I used to never keep a calendar. I was a home school kid of the school of routines, a homebody, never the hyper-scheduled socialite. Sure, that can be a lonely arrangement, but it did allow for lots of free time to doodle and dream and let the mind wander… something that turns into a rather precious commodity when you’ve “grown up.”
Lately, I’ve wondered what happened… mostly how lives get so fragmented, so scheduled, and why I put off doing the things that make me feel most alive.
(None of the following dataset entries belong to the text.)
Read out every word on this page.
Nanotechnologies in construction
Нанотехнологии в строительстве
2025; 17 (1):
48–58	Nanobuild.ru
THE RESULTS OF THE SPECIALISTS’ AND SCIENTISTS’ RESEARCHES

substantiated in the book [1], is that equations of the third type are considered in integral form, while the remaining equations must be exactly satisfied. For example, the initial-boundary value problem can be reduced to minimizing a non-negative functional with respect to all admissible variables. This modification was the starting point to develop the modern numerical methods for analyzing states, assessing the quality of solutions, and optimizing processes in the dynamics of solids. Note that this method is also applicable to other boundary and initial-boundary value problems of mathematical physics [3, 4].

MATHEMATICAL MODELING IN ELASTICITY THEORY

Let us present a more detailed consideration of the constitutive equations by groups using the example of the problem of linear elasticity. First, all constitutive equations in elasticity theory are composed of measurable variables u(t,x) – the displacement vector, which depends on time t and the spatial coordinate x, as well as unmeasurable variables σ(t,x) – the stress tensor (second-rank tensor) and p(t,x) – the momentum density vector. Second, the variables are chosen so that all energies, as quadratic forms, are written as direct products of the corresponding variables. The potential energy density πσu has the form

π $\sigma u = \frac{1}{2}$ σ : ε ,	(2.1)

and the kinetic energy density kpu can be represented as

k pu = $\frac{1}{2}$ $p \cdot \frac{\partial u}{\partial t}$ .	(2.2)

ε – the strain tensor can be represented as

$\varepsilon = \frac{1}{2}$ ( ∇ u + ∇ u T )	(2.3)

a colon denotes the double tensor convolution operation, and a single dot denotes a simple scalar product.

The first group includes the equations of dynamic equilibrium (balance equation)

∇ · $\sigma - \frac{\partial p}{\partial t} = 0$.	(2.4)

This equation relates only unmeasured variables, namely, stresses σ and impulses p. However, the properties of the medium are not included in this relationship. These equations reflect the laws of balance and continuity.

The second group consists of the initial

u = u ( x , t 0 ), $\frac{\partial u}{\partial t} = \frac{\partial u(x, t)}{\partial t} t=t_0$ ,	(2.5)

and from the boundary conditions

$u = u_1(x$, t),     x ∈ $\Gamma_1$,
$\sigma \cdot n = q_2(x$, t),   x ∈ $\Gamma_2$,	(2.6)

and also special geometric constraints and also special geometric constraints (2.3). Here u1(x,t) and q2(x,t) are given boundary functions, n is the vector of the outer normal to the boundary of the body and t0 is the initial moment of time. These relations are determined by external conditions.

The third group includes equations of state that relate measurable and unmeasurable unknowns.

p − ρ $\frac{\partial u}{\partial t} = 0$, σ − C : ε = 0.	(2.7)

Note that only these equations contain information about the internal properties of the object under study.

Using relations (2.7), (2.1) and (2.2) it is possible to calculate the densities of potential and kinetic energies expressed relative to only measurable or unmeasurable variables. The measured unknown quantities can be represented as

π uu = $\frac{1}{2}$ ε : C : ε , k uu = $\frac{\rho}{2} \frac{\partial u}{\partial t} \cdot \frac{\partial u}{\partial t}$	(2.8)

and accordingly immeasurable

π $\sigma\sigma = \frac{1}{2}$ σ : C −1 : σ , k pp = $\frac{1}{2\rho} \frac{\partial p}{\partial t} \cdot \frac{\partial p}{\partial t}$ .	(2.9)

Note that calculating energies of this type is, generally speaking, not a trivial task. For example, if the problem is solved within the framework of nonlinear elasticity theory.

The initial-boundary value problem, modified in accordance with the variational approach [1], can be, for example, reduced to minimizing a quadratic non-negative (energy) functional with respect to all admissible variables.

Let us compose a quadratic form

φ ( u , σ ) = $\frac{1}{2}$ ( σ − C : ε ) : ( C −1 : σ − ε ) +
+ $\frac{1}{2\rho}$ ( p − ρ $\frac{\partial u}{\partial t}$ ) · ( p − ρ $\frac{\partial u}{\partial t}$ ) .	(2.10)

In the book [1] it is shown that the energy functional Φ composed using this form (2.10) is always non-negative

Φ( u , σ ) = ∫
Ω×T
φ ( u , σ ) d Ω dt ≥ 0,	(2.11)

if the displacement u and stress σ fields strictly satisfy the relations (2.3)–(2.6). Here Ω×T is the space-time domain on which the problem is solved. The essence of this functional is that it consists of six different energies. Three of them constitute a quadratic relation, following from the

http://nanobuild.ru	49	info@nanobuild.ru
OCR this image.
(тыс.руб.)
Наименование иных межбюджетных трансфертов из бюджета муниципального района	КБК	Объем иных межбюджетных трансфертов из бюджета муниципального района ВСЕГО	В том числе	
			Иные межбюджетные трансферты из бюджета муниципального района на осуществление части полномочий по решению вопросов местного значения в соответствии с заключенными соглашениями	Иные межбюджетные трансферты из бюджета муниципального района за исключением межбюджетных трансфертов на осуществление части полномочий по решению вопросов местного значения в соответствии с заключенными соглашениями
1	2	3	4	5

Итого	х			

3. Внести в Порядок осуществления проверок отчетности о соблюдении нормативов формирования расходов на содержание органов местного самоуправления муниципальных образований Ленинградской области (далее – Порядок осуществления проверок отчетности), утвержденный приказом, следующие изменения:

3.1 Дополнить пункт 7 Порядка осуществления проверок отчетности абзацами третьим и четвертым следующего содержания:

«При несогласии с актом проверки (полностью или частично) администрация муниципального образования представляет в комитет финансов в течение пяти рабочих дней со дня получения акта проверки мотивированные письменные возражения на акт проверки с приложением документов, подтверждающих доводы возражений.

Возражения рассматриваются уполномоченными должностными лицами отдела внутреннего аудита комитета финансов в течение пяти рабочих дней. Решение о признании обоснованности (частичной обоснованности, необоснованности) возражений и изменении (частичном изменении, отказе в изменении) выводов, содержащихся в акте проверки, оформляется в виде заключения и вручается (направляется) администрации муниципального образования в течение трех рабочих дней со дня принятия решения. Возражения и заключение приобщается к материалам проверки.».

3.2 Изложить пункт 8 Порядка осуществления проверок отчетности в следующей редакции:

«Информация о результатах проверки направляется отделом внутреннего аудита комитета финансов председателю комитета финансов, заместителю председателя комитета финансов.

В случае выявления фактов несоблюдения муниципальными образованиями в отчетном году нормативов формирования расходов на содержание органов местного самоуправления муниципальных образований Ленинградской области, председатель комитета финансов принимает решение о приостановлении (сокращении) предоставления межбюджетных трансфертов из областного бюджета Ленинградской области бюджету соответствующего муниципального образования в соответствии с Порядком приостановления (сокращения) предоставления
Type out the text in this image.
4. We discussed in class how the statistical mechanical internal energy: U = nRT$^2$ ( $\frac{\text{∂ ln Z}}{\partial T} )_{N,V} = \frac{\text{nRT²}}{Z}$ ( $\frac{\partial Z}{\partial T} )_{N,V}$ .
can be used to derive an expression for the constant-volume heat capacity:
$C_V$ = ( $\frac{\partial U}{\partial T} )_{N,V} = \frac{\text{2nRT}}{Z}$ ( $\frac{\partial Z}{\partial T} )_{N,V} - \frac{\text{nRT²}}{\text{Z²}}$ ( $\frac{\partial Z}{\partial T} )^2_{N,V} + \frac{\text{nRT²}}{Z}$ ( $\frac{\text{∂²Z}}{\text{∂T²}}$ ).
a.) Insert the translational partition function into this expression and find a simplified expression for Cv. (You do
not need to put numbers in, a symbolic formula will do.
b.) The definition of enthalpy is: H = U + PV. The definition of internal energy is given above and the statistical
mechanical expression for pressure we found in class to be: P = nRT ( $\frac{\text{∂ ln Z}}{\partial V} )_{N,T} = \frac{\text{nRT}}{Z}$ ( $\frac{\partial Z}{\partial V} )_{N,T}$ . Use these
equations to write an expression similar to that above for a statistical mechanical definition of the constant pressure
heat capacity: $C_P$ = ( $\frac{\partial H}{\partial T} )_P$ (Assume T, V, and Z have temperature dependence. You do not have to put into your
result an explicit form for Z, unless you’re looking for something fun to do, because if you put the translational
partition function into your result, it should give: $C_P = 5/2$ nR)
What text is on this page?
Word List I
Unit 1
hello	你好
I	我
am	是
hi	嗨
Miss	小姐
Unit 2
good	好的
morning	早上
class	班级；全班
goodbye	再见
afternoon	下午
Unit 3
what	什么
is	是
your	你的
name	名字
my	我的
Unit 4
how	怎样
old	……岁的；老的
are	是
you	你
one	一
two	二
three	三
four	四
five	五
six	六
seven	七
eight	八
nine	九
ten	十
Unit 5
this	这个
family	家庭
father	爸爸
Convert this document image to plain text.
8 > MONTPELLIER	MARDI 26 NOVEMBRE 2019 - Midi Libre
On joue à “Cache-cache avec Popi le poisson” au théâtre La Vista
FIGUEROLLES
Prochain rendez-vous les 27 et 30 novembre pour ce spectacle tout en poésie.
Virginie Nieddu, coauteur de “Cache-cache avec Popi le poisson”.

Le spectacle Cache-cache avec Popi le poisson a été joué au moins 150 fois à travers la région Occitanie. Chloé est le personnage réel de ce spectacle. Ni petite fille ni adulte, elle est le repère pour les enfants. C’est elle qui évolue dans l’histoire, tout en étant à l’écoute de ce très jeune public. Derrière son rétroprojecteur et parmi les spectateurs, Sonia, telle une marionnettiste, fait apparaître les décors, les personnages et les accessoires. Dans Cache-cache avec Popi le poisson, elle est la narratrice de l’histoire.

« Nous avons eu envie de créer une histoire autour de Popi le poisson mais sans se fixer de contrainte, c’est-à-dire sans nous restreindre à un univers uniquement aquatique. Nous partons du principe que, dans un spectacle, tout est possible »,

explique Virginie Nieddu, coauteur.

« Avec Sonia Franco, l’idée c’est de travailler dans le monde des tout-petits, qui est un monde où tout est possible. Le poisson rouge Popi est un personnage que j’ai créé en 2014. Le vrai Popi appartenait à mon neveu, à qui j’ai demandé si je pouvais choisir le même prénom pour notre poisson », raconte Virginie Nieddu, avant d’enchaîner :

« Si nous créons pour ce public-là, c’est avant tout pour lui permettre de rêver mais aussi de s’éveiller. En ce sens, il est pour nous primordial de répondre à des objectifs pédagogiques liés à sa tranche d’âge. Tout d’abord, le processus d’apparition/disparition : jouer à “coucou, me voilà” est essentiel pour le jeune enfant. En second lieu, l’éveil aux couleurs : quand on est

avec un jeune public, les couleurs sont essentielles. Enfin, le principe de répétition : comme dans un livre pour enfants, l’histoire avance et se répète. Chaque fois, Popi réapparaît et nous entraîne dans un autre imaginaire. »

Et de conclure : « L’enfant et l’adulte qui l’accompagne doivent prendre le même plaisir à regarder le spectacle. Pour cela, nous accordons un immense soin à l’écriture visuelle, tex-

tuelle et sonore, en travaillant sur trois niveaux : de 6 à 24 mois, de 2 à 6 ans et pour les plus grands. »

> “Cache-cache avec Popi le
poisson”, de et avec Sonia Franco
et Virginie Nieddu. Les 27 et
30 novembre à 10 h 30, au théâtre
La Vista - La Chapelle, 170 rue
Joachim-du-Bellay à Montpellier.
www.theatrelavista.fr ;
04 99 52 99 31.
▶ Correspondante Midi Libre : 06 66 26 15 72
I’ll be the first to say that I love my job and am thankful every day for it. I love the privilege to work for something that matters, something bigger than making money, bigger than success, bigger than myself. But jobs take up lots of time, y’know? And then there are other daily life things, and there is driving time, and important, soul-nurturing things are sent to the “I’ll squeeze it in” category. Write it down. Add it to the schedule. Sure, here’s a free hour. You can have that.
Sometimes, when everything is compartmentalized into blocks on my handy dandy Google Calendar, I’d just like to erase it all, slow down and enjoy other things I love.
Like getting lost in a great book for a few hours.
Like lingering over dinner or coffee and conversation with a friend.
Like letting a poem or story flow from pen to page and losing track of time in the writing.
Like going to a concert and getting caught up in the music without worrying about the time or mentally criticizing the venue’s sound or getting distracted by the crowd.
Stuff like that.
Earlier this week, I had a fun-filled evening with my sister Sherri and my like-a-sister Lindsay. We went to this cute little local restaurant called B3 Cafe (aka Bikes, Beans, and Bordeaux. not a biker joint, I swear.) and enjoyed some quiche, salad, and the awesomeness on a plate called a Nutella panini. Then we wandered next door to Park Ave CDs, one of my favorite places in the world, to pick up the new Dead Weather album (on vinyl!) and generally explore the wealth of the indie record store. Oh yes, an actual release day pilgrimage to the friendly local record store. It doesn’t get much better.
No time frames. No deadlines. Just good food and music and company. It does the soul good and I wish I could do it more often.
What am I getting at? Not quite sure. Maybe just a lament and a hope that I’ll learn to better use the time I have? There’s no point wishing for more hours in the day, because we all get the same amount… it’s just in learning how to not waste them.
Then again, maybe the real lesson is learning how to waste time well, count the things that make me feel alive, and chase after them in the minutes that might otherwise float by unremarkable. Yes, maybe that’s it.